The AAA will once again be partnering with ShelterBox USA, an international disaster relief charity, for our Service Project. ShelterBox provides emergency shelter and aid to people affected by hurricanes, earthquakes, fires and other disasters throughout the world. Donations to this worthy cause can be made with your AAA registration or in person at the Service Project desk at the Annual Meeting.

The Annual Meeting is a major undertaking, and many members take the planning as a given and underestimate the logistics and planning for a meeting of close to 3,000 members. However, we could not make it happen without the efforts of all the various committee members, member-volunteers, and the AAA Professional Staff in Sarasota.  Whether your focus is on cutting-edge research, innovative teaching methods, and/or gaining a deeper understanding of the numerous issues facing the accounting and business worlds, the 2020 Annual Meeting will provide numerous opportunities to learn, collaborate, catch up with old friends and colleagues, and make new connections.
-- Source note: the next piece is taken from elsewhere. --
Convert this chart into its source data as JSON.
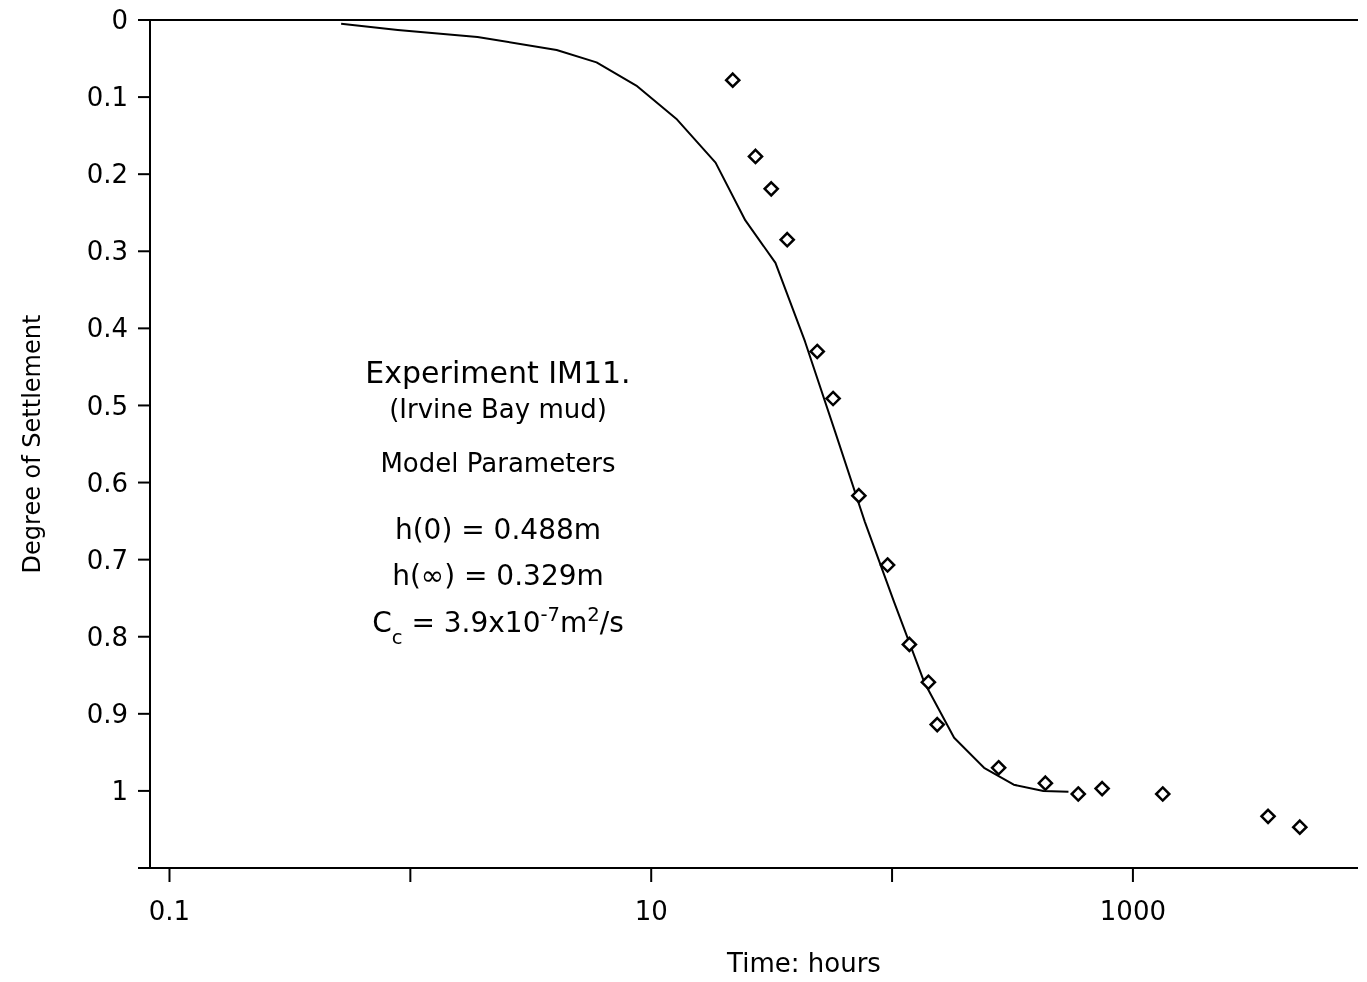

I also invite you to help celebrate, congratulate and wish all the best to our Executive Director, Tracey Sutherland who has led the organization for 23 years and Chief Innovative Officer, Julie Smith David, who has been instrumental in helping the Board, Tracey and many AAA members achieve their objectives over the past decade.

I look forward to seeing you in Atlanta this August as explore the theme “Stronger Together.”